Jóhann Jóhannsson, the Golden Globe-winning Icelandic composer whose cerebral scores for movies like The Theory of Everything, Sicario, and Arrival were regarded as some of the finest in recent cinema, was found dead yesterday at his apartment in Berlin, Germany. He was 48.
Tim Husom, Jóhannsson’s manager, confirmed the news to Variety on Saturday afternoon. On Facebook, Jóhannsson’s management paid tribute to the late composer in a short statement. “It is with profound sadness that we confirm the passing of our dear friend Jóhann,” the statement read. “We have lost one of the most talented and brilliant people who we had the privilege of knowing and working with. May his music continue to inspire us.”
Jóhannsson was born in Rekjavik, Iceland, in 1969. He studied languages and literature at university, but dedicated much of his time and energy to playing guitar in local indie rock bands. After discovering the experimental albums that Brian Eno’s Obscure Records had put out in the late 1970s, his musical focus shifted; he wanted to write for small orchestras, to manipulate sounds, and bring together acoustic and electronic noises.
“I was completely fascinated by the studio process and layering sounds and creating soundscapes out of layering massive squalls of sound,” he told Noisey last year. “Layers of distorted guitar. Fuzz pedals. Filtered and EQ’d with masses of reverb and then stacking and sculpting them.”

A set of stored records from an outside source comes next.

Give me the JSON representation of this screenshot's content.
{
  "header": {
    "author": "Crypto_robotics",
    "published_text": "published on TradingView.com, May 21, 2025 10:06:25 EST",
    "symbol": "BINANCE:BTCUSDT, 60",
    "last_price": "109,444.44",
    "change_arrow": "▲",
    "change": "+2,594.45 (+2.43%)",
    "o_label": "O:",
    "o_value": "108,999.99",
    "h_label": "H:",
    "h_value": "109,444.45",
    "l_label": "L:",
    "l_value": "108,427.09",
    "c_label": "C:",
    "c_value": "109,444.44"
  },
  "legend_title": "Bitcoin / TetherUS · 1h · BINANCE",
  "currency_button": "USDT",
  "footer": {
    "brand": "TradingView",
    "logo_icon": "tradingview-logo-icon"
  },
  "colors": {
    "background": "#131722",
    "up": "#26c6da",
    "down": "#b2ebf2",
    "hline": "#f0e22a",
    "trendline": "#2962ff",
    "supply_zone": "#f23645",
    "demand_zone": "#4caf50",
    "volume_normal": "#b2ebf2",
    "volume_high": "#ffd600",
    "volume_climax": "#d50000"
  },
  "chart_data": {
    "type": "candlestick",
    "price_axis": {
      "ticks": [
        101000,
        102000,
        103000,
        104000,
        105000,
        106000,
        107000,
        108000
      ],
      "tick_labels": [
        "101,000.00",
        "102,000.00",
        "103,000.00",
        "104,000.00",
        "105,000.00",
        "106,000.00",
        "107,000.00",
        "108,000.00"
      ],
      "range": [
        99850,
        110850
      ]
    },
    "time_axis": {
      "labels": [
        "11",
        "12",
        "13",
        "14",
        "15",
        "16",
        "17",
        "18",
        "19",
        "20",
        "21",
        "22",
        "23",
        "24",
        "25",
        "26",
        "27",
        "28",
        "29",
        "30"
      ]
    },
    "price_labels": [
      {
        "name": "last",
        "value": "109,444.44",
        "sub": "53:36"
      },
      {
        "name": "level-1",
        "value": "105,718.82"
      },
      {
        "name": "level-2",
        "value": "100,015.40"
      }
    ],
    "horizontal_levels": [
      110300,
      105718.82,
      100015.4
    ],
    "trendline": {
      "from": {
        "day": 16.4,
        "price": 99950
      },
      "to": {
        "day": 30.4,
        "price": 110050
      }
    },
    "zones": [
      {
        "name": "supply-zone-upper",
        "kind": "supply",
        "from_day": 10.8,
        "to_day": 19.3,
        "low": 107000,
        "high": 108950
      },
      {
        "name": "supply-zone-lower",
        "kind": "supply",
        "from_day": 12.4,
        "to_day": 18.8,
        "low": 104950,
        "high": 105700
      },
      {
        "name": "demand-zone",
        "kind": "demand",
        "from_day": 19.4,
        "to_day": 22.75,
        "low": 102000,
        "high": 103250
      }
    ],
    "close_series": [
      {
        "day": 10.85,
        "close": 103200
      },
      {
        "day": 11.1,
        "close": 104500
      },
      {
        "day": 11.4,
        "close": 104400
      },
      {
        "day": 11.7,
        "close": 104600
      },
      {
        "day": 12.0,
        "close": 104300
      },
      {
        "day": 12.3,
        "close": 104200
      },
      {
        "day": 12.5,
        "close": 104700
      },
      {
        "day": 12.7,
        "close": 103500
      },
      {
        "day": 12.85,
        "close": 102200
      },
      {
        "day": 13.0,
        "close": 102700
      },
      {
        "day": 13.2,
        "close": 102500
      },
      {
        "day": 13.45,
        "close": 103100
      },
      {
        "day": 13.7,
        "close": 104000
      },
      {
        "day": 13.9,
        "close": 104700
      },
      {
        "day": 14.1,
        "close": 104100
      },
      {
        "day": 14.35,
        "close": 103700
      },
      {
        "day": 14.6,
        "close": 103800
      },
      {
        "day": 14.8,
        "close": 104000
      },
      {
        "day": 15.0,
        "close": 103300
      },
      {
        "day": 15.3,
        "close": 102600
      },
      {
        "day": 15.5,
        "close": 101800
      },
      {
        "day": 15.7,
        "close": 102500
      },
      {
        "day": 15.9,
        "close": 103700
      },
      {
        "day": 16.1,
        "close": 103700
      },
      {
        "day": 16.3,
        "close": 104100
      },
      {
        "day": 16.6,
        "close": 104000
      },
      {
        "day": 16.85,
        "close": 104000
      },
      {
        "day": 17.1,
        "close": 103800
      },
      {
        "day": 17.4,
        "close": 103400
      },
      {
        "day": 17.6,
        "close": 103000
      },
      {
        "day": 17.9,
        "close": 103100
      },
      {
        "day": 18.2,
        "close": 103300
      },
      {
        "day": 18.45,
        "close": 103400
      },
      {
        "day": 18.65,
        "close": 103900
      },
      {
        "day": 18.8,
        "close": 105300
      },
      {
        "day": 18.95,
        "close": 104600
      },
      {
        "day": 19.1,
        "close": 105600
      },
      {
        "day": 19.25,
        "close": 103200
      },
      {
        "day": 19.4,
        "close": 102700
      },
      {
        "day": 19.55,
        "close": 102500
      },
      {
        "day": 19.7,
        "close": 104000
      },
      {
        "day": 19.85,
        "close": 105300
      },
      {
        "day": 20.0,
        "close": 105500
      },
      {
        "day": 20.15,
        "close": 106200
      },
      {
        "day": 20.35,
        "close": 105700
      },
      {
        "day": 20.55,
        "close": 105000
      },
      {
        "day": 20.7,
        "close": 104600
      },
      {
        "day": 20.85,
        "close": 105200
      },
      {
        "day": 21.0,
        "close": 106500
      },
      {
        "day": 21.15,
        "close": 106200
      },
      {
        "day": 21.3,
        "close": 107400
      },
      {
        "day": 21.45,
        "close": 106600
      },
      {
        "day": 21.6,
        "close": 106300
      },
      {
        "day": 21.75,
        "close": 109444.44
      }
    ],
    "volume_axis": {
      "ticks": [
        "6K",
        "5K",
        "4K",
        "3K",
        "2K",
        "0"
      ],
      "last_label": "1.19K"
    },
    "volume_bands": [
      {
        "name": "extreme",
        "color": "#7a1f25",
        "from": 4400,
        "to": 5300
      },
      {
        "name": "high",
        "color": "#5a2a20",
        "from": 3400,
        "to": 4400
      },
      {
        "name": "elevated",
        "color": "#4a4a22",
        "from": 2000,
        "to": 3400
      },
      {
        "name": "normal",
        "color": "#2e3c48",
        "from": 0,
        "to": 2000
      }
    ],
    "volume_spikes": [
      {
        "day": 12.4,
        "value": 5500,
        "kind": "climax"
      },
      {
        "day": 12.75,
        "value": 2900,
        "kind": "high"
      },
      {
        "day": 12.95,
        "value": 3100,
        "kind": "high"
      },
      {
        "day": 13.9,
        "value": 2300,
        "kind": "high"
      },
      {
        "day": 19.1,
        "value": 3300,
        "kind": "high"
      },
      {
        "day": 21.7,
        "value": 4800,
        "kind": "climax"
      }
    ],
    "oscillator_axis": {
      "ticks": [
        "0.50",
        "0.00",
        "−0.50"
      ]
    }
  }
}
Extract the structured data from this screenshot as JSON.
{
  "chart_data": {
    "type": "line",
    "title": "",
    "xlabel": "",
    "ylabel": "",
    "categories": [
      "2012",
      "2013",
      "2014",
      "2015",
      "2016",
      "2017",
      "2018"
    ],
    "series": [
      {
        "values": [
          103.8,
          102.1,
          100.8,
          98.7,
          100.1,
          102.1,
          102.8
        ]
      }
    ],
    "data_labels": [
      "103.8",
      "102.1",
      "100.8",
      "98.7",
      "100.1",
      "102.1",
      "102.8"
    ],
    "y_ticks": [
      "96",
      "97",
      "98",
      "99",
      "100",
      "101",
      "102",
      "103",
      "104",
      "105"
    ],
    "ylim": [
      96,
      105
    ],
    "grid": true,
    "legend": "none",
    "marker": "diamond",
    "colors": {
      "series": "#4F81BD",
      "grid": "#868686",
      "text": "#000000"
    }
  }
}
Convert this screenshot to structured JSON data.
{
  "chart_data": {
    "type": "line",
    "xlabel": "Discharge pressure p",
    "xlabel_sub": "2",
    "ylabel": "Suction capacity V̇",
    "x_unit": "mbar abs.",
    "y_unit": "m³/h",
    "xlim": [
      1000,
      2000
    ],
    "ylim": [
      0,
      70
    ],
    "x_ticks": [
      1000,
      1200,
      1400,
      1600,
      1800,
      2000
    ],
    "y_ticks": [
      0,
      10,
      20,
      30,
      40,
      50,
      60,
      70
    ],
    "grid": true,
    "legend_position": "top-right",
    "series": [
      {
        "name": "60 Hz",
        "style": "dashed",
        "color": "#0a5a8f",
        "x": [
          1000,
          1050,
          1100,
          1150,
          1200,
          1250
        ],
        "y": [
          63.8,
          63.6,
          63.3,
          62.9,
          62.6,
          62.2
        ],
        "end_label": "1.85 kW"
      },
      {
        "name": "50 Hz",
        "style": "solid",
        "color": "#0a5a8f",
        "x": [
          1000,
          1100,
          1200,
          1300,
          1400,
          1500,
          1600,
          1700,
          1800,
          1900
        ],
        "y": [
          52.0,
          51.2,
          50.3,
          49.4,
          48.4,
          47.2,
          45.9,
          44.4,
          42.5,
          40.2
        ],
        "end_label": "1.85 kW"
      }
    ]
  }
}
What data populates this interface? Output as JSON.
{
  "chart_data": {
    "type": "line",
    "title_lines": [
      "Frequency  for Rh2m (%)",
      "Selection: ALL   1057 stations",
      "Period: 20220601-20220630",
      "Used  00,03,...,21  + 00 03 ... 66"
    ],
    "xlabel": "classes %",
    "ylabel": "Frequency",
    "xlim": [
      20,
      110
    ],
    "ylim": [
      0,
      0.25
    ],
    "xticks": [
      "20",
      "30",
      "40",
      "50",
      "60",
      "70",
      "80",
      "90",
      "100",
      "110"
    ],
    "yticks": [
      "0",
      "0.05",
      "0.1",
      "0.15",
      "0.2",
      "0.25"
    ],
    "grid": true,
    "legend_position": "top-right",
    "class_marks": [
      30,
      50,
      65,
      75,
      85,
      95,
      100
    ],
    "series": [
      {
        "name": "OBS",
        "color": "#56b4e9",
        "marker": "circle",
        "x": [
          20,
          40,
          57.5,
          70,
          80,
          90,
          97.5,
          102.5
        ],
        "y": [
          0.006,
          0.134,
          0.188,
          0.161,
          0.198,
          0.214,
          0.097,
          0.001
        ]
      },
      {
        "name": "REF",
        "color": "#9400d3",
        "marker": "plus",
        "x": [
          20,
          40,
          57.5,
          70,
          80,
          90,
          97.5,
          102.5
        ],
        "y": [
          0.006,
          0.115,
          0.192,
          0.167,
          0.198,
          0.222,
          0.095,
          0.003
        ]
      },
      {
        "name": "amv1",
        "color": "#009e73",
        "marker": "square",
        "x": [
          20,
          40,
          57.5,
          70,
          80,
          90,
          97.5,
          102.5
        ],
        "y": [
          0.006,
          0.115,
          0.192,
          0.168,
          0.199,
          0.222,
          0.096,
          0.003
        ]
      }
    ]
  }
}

That desire to blend seemingly disparate ideas stuck with him. In 1999, he co-founded Kitchen Motors, an Iceland-based think-tank dedicated to promoting interdisciplinary collaborations. There, alongside Kristín Björk Kristjánsdóttir and Hilmar Jensson, Jóhannsson had a hand in producing everything from concerts to experimental art performances, as well as releasing original music from left-field artists like Barry Adamson, Mùm, and Pan Sonic.
Jóhannsson released Englabörn, a debut album based on a harrowing play that he’d scored, in 2002; he followed it up with Virthulegu Forestar, a graceful and understated instrumental album in four parts, in 2004. He soon started playing with unique concepts to inspire his work. 2006’s IBM 1401, A User’s Manual was inspired by Jóhannsson’s father, an IBM engineer who had used hardware to create music when he wasn’t working. In 2008, he released Fordlandia, a record influenced by Henry Ford’s rubber plant (and adjacent town) in the Amazon rainforest. On each of these albums, he brought drones together with horns, string sections together with looping electric guitar motifs. In Jóhannsson’s hands, every instrument was part of a greater whole; at his best, he was in perfect control.
These were inescapably grandiose, even cinematic albums. The exception was Dis (2004), a sort of love letter to his home city, an album that shifted focus, drifting towards lush, electronic pop. It’s a rich and weird record that shouldn’t be left out of any conversation about Jóhannsson’s best work.
His score for the 2010 documentary The Miner’s Hymns, directed by multimedia filmmaker Bill Morrison, was a haunting and occasionally bleak piece that leaned heavily on the pipe organ. It received critical acclaim upon its release, and marked the beginning of Jóhannsson’s career as a dedicated film score composer. He went on to compose the music for Denis Villeneuve’s Prisoners in 2013 before working with James Marsh on The Theory of Everything. The latter won him the Golden Globe Award for Best Original Score, and saw him nominated for an Oscar, a BAFTA, and a Grammy.
He worked with Villeneuve again on Sicario (2015) and penned an stunningly eery soundtrack for Villeneuve’s inventive sci-fi movie, Arrival. “He likes things that are bold statements,” Jóhannsson said of Villeneuve to Noisey. “Things that have an individuality and hopefully an originality. And I don’t make those claims for myself, but that’s what I strive to do.” Jóhannsson was originally brought in to work on Blade Runner 2049, but eventually left the project without anyone giving much of an indication as to why.
The label Deutsche Grammophon, who released Jóhannsson’s last solo album, Orphée, in 2016, wrote a short note on Twitter on Saturday afternoon commemorating the composer: “In the three years of our close collaboration, a true friendship had grown. The power of his music will live on and continue to touch us.”
Correction: An early version of this article said that Jóhannsson was 49 years old when he died. He was 48. We regret the error.